Nonetheless, when a familiar seabird showed up and circled our ship, I felt as if a neighbor had come for a friendly visit. I live in Waimānalo on O'ahu; when I go for an early morning beach walk, I often see Red-footed Boobies doing their dawn fly-along-the-coast before heading out to sea for the day.  These elegant birds are saddled with an unfortunate English name; I much prefer their Hawaiian name, ‘Ā, which sounds like “ah,” the appreciative, clipped beginning of the English phrase for a sudden discovery, “ah-haaaa!”  

The ‘Ā are important in Polynesian wayfinding.  If the birds are spotted by the sailing canoe in the early morning when the ‘Ā are flying out to sea to fish, then the navigator knows the direction from which the birds are flying is the direction to land.  At the end of the day, the birds are flying back home, toward land.

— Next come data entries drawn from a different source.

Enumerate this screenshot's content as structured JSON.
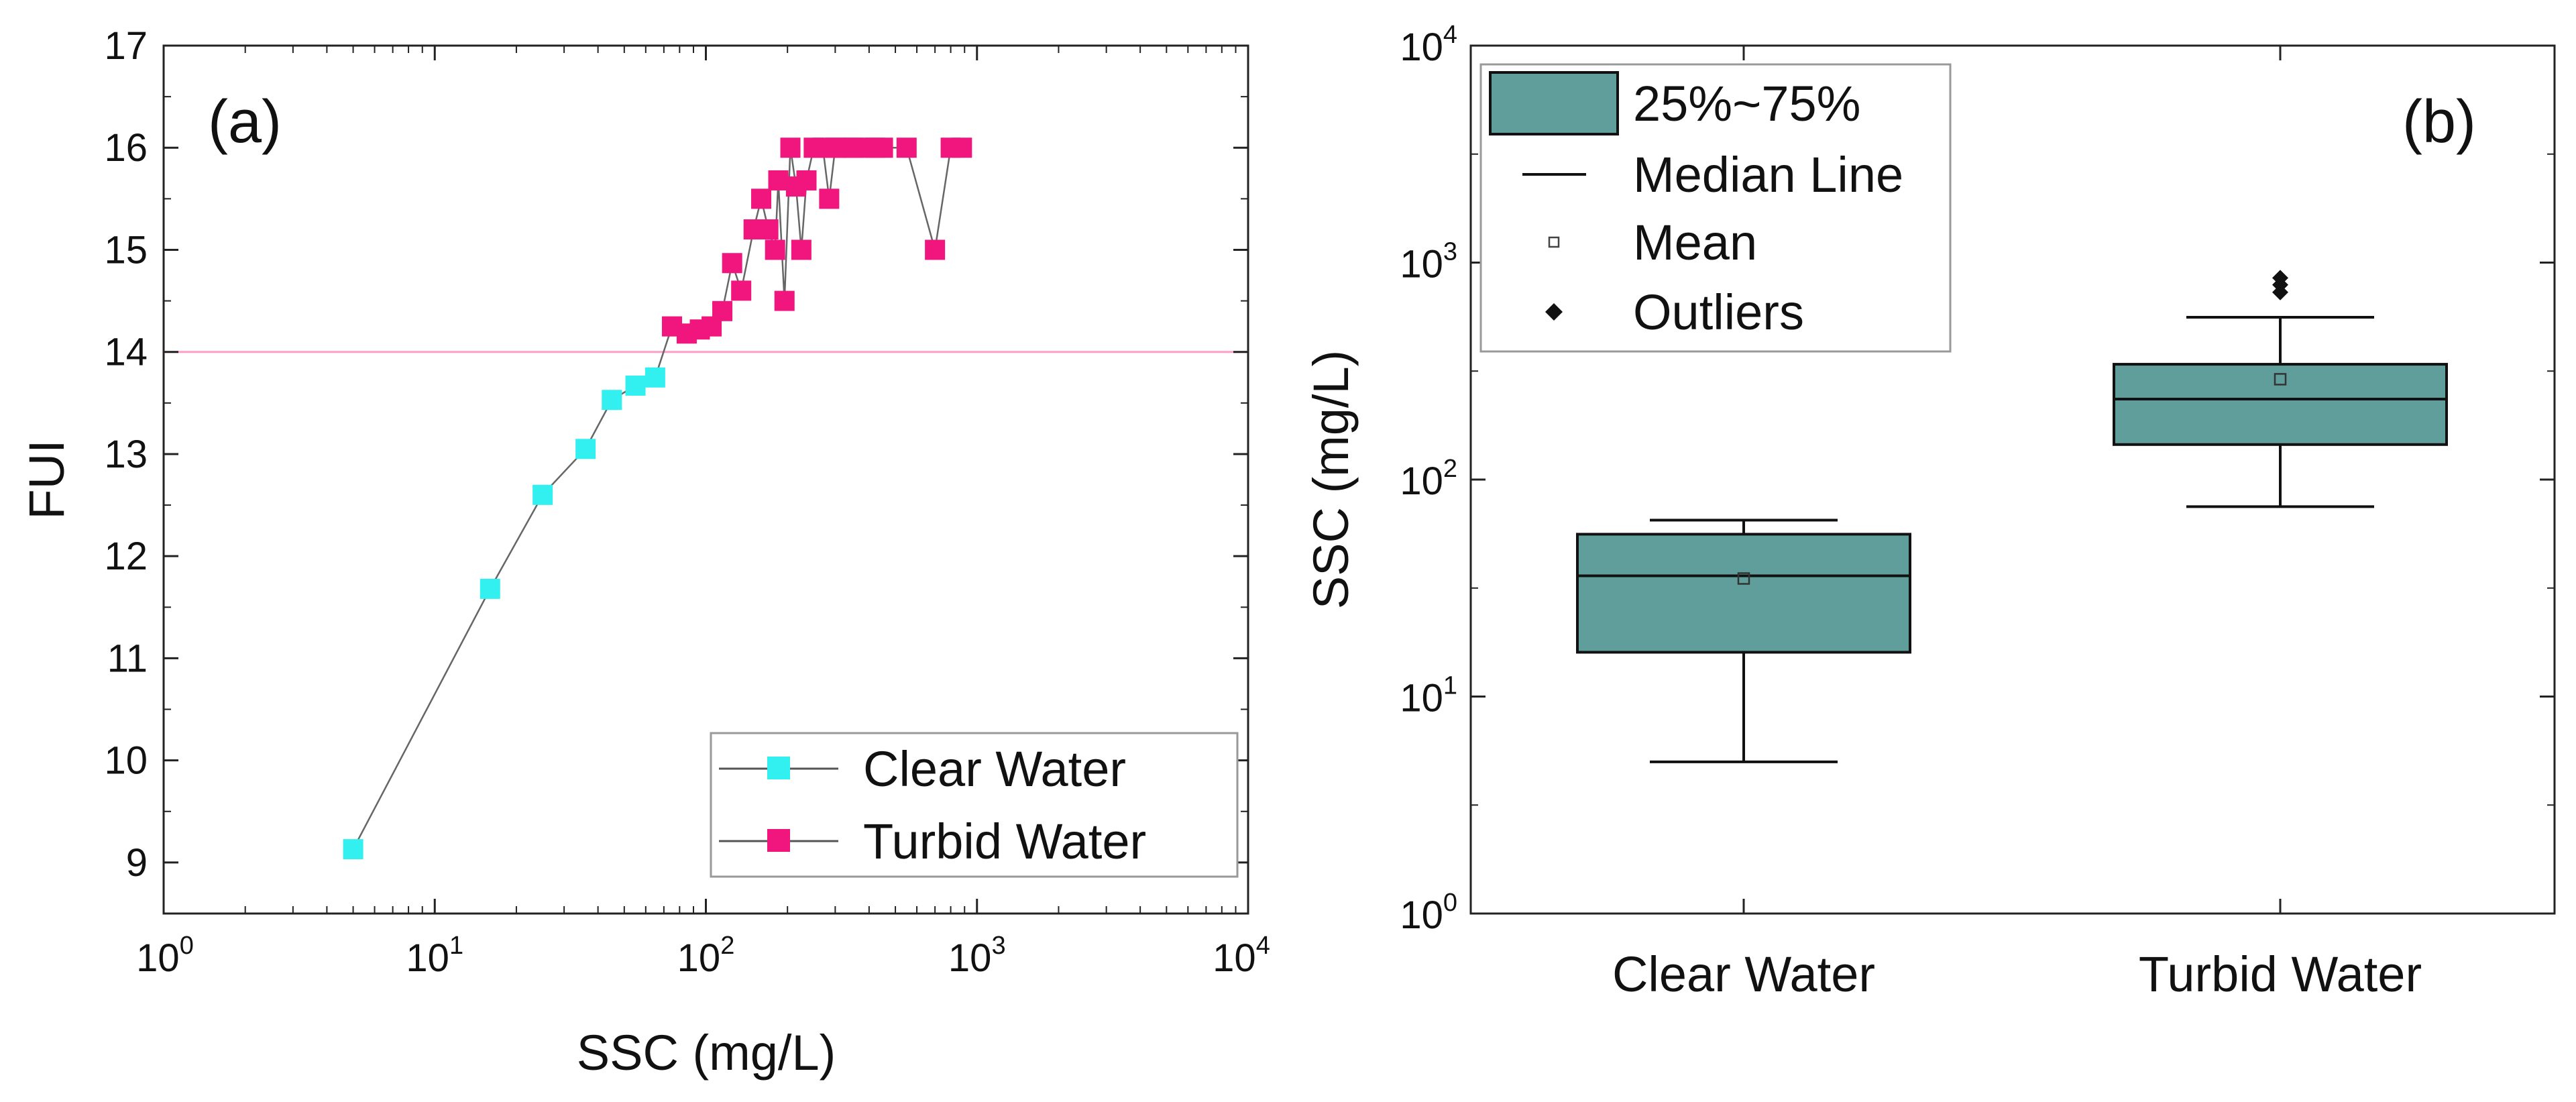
{
  "chart_data": [
    {
      "type": "scatter",
      "panel_label": "(a)",
      "xlabel": "SSC (mg/L)",
      "ylabel": "FUI",
      "x_scale": "log",
      "xlim": [
        1,
        10000
      ],
      "ylim": [
        8.5,
        17
      ],
      "x_ticks": [
        {
          "base": "10",
          "exp": "0",
          "value": 1
        },
        {
          "base": "10",
          "exp": "1",
          "value": 10
        },
        {
          "base": "10",
          "exp": "2",
          "value": 100
        },
        {
          "base": "10",
          "exp": "3",
          "value": 1000
        },
        {
          "base": "10",
          "exp": "4",
          "value": 10000
        }
      ],
      "y_ticks": [
        "9",
        "10",
        "11",
        "12",
        "13",
        "14",
        "15",
        "16",
        "17"
      ],
      "threshold_line": {
        "y": 14,
        "color": "#ff9ec8"
      },
      "legend": {
        "position": "bottom-right",
        "entries": [
          "Clear Water",
          "Turbid Water"
        ]
      },
      "series": [
        {
          "name": "Clear Water",
          "color": "#33f0f0",
          "points": [
            [
              5,
              9.13
            ],
            [
              16,
              11.68
            ],
            [
              25,
              12.6
            ],
            [
              36,
              13.05
            ],
            [
              45,
              13.53
            ],
            [
              55,
              13.67
            ],
            [
              65,
              13.75
            ]
          ]
        },
        {
          "name": "Turbid Water",
          "color": "#f0167e",
          "points": [
            [
              75,
              14.25
            ],
            [
              85,
              14.18
            ],
            [
              95,
              14.22
            ],
            [
              105,
              14.25
            ],
            [
              115,
              14.4
            ],
            [
              125,
              14.87
            ],
            [
              135,
              14.6
            ],
            [
              150,
              15.2
            ],
            [
              160,
              15.5
            ],
            [
              170,
              15.2
            ],
            [
              180,
              15.0
            ],
            [
              185,
              15.68
            ],
            [
              195,
              14.5
            ],
            [
              205,
              16.0
            ],
            [
              215,
              15.62
            ],
            [
              225,
              15.0
            ],
            [
              235,
              15.68
            ],
            [
              250,
              16.0
            ],
            [
              270,
              16.0
            ],
            [
              285,
              15.5
            ],
            [
              300,
              16.0
            ],
            [
              320,
              16.0
            ],
            [
              350,
              16.0
            ],
            [
              380,
              16.0
            ],
            [
              420,
              16.0
            ],
            [
              450,
              16.0
            ],
            [
              550,
              16.0
            ],
            [
              700,
              15.0
            ],
            [
              800,
              16.0
            ],
            [
              880,
              16.0
            ]
          ]
        }
      ]
    },
    {
      "type": "box",
      "panel_label": "(b)",
      "ylabel": "SSC (mg/L)",
      "y_scale": "log",
      "ylim": [
        1,
        10000
      ],
      "y_ticks": [
        {
          "base": "10",
          "exp": "0",
          "value": 1
        },
        {
          "base": "10",
          "exp": "1",
          "value": 10
        },
        {
          "base": "10",
          "exp": "2",
          "value": 100
        },
        {
          "base": "10",
          "exp": "3",
          "value": 1000
        },
        {
          "base": "10",
          "exp": "4",
          "value": 10000
        }
      ],
      "categories": [
        "Clear Water",
        "Turbid Water"
      ],
      "box_color": "#5f9e9b",
      "legend": {
        "position": "top-left",
        "entries": [
          "25%~75%",
          "Median Line",
          "Mean",
          "Outliers"
        ]
      },
      "boxes": [
        {
          "category": "Clear Water",
          "whisker_low": 5,
          "q1": 16,
          "median": 36,
          "q3": 56,
          "whisker_high": 65,
          "mean": 35,
          "outliers": []
        },
        {
          "category": "Turbid Water",
          "whisker_low": 75,
          "q1": 145,
          "median": 235,
          "q3": 340,
          "whisker_high": 560,
          "mean": 290,
          "outliers": [
            730,
            790,
            850
          ]
        }
      ]
    }
  ]
}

We spotted the booby as it flew around our ship, and it was plainly looking for a place to perch and rest in the middle of the day.  He (or she) had flown about 200 miles from land; would you go that far for lunch?!  He was obviously a young bird, because it had not yet gained the beautiful white feathers over much of its body, with jet-black flight feathers at the trailing edge of each wing.  Its feet were only slightly pinkish, not the full red of adult birds.  Perhaps the bird’s youth explained why he didn’t seem quite able to maneuver a landing on the front mast.  There’s only a small bit of level surface on which to land, among the wind direction devices and lights. 

Finally, the bird landed on the ocean surface, not far away from us.  It must have needed only a brief rest, because it soon took off from the ocean, flew around our ship a few times as if saying, "A hui hou (see you again) neighbor," and then flew away.  I wished him well on his long flight home.